How does he obtains $c_0=0$? and then $c_0+c_1=1$ then $c_1+c_2=0$
And then for the third degree, why is there an $\frac{1}{2}$ that involves here?
I am very interested in this technique of find the unknown coefficients of an unknown series based on two known series.
On
When you multiply the series on the left you want to get the series on the right.
You count the constants on both sides, you have $(C_0)(1)$ on the left side but no constant on the right side so $C_0 =0$
Now you count how many $x$ you have on each side.
On the left side you have $(C_0+C_1)x$ and on the right side you have $x$, so $C_0+C_1 =1$ and so forth.
On
So I post this up as a question again:
In this series, the constant term is one and not zero, why is it the case?
On
It is well known that \begin{equation*} \arctan x=\sum_{k=0}^{\infty}(-1)^{k}\frac{x^{2k+1}}{2k+1}, \quad |x|<1 \end{equation*} and \begin{equation*} \operatorname{e}^{-x}=\sum_{k=0}^\infty(-1)^k\frac{x^k}{k!}, \quad |x|<\infty. \end{equation*} Therefore, we obtain \begin{align*} \frac{\arctan x}{\operatorname{e}^{x}} &=(\arctan x)\operatorname{e}^{-x}\\ &=\Biggl[\sum_{k=0}^{\infty}(-1)^{k}\frac{x^{2k+1}}{2k+1}\Biggr] \Biggl[\sum_{k=0}^\infty(-1)^k\frac{x^k}{k!}\Biggr]\\ &=x\Biggl[\sum_{k=0}^{\infty}\frac{1}{k+1}\cos\biggl(\frac{k\pi}{2}\biggr)x^k \Biggr] \Biggl[\sum_{k=0}^\infty\frac{(-1)^k}{k!}x^k\Biggr]\\ &=\sum_{k=0}^\infty\Biggl[\sum_{\ell=0}^k\frac{1}{\ell+1}\cos\biggl(\frac{\ell\pi}{2}\biggr) \frac{(-1)^{k-\ell}}{(k-\ell)!}\Biggr]x^{k+1}, \quad |x|<1. \end{align*}
You can see that on the RHS, there is no constant.

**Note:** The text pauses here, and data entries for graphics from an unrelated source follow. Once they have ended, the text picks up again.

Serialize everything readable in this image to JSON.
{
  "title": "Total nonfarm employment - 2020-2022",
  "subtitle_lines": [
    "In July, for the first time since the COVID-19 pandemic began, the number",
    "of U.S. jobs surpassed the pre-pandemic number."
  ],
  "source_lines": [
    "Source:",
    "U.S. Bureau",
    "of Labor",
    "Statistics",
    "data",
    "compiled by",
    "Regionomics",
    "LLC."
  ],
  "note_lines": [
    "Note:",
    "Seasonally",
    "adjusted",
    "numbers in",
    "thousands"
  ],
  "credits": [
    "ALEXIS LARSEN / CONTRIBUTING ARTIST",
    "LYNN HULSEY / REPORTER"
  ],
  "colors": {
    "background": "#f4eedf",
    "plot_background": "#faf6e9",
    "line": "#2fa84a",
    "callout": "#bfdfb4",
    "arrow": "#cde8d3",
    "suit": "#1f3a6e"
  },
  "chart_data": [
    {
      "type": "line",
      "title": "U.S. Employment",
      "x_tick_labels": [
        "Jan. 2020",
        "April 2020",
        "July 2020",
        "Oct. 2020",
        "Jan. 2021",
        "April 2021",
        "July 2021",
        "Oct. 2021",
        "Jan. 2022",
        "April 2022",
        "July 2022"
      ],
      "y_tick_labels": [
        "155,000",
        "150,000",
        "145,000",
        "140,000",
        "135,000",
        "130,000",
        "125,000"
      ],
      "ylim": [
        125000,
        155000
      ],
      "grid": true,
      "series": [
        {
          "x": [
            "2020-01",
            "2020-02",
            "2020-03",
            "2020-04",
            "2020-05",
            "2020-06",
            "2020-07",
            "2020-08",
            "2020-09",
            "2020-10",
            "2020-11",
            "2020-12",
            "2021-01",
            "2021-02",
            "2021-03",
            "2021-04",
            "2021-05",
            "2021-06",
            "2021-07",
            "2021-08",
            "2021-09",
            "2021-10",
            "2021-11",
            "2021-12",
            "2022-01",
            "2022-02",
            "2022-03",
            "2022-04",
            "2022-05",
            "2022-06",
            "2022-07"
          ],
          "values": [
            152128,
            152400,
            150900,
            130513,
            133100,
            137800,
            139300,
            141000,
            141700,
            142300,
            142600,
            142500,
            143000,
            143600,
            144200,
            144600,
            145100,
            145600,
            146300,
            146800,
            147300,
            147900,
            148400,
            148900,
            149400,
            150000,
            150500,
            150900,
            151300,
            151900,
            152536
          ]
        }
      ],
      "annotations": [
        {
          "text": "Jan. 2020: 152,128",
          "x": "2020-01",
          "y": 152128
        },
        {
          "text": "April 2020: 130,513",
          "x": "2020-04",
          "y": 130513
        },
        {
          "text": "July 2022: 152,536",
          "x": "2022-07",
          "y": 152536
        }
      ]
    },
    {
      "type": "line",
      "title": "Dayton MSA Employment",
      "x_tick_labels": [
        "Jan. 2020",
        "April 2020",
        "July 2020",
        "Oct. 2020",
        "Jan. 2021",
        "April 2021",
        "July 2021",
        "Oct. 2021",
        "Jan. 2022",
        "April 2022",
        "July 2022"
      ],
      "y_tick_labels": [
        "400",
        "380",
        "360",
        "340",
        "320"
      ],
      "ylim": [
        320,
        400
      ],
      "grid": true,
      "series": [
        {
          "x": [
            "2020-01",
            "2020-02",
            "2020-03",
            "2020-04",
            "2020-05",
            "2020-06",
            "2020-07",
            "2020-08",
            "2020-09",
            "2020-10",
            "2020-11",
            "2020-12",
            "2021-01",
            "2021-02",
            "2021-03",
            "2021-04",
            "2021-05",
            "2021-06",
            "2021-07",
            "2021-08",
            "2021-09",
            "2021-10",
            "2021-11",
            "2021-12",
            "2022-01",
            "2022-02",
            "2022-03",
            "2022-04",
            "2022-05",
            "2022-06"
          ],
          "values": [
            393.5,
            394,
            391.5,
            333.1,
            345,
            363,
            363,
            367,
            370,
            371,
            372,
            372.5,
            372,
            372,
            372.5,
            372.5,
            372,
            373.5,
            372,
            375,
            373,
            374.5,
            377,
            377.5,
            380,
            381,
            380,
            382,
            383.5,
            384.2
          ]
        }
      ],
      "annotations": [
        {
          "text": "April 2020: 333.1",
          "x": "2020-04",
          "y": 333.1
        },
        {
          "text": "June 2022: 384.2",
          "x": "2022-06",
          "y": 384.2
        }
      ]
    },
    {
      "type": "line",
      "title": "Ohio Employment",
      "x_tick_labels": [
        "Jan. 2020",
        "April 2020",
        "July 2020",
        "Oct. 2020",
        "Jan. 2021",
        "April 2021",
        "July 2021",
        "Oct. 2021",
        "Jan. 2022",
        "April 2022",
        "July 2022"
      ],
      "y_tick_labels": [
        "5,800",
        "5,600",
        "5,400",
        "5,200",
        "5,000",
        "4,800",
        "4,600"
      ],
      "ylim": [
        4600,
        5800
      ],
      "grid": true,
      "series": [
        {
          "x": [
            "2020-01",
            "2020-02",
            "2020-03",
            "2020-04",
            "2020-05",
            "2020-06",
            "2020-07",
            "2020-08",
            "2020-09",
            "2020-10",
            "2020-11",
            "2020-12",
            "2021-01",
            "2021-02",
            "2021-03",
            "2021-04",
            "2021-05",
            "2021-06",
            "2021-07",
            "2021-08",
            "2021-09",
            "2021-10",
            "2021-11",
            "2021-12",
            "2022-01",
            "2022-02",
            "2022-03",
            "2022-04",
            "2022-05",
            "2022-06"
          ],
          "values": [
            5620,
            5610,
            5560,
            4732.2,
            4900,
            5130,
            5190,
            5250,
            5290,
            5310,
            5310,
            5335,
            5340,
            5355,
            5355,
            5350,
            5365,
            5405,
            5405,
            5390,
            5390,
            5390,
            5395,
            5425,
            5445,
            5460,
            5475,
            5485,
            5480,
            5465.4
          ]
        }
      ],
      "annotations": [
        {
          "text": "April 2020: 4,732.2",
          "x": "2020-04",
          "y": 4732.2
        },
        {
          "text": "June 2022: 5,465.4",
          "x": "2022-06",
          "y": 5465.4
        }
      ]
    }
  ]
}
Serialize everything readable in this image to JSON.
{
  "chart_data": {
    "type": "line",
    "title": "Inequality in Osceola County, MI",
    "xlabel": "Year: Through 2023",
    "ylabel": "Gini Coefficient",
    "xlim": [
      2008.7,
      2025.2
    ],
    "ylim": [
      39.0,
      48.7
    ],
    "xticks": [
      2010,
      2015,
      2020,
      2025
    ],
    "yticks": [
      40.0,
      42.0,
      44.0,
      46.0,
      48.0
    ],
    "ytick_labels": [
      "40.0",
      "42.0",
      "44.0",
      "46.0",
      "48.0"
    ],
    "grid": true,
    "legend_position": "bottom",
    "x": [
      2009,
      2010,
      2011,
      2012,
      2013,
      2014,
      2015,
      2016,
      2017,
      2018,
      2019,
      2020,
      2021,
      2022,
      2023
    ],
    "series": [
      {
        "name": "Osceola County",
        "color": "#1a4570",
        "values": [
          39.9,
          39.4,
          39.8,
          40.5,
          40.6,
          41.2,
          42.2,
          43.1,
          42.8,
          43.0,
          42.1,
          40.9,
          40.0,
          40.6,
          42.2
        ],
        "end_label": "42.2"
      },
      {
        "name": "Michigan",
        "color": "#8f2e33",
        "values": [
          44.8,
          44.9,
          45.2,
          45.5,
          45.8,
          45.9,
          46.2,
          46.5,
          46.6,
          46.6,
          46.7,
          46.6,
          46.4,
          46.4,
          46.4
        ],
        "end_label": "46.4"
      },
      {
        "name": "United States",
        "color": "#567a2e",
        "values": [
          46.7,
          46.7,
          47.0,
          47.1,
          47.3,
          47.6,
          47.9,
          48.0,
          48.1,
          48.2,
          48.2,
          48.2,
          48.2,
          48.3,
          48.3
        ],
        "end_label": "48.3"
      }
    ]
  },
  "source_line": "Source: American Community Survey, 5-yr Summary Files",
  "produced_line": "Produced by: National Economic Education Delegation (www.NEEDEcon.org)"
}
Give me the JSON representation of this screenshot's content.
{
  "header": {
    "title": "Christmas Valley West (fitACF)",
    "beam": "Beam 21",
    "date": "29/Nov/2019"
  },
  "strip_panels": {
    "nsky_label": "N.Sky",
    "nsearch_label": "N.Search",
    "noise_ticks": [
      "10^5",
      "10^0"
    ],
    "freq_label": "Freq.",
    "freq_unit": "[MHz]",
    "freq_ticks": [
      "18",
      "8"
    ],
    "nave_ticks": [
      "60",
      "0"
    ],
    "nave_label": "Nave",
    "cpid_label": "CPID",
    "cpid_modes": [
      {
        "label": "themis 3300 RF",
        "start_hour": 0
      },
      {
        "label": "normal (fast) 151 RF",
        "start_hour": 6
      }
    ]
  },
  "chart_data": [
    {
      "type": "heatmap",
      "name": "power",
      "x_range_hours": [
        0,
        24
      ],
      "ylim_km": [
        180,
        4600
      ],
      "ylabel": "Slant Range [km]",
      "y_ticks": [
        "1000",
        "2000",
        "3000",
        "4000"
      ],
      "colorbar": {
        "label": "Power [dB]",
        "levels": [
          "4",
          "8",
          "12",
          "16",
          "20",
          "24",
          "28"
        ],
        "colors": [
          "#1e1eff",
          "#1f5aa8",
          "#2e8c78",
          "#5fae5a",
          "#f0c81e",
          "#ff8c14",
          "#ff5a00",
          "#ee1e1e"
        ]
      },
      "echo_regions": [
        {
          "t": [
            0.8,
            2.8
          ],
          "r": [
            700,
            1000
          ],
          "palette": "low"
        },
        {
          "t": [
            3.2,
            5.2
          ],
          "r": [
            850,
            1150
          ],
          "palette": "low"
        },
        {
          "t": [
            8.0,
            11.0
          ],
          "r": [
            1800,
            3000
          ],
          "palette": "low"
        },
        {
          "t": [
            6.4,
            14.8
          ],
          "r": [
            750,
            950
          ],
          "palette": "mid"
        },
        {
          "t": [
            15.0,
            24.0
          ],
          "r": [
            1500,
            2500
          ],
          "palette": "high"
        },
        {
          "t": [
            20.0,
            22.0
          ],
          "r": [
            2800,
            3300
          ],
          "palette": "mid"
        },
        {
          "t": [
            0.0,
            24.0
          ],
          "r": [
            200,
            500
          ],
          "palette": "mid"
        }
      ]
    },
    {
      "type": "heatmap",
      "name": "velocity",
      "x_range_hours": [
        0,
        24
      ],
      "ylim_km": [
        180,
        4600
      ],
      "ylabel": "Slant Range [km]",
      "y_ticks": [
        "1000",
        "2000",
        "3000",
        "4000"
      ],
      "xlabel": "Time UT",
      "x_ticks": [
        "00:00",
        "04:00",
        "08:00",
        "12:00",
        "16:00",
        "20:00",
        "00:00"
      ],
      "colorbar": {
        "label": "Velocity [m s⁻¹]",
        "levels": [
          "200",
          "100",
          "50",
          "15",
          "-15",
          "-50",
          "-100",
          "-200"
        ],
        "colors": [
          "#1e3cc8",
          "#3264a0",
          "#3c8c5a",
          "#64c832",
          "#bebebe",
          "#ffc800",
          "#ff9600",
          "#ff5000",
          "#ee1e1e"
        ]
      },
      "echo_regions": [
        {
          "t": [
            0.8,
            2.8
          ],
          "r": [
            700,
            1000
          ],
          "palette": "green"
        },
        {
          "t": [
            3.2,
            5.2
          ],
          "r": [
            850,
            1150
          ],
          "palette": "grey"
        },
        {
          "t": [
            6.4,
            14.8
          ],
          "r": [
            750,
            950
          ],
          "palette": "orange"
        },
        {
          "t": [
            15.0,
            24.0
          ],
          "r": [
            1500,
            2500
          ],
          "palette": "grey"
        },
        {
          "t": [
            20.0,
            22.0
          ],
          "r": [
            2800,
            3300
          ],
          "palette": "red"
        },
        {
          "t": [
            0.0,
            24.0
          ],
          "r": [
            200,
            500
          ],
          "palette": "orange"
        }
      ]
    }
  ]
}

But on the LHS, $c_0\cdot1$ is a constant, which means $c_0=0$.
Similarly, you could see, on the RHS, the term of degree $1$ is $x$ with coefficient $1$, and on the LHS the only way to get that term is $c_1x\cdot1+c_0\cdot x=(c_1+c_0)x$. That will give us $c_1+c_0=1$.
If you do this for terms on the RHS of higher degrees, you will get a system of equations of $c_i$'s and then you will be able to solve each of them (though not 100% rigorous since this solution didn't demonstrate a general equation for the term of arbitrary degree $n$).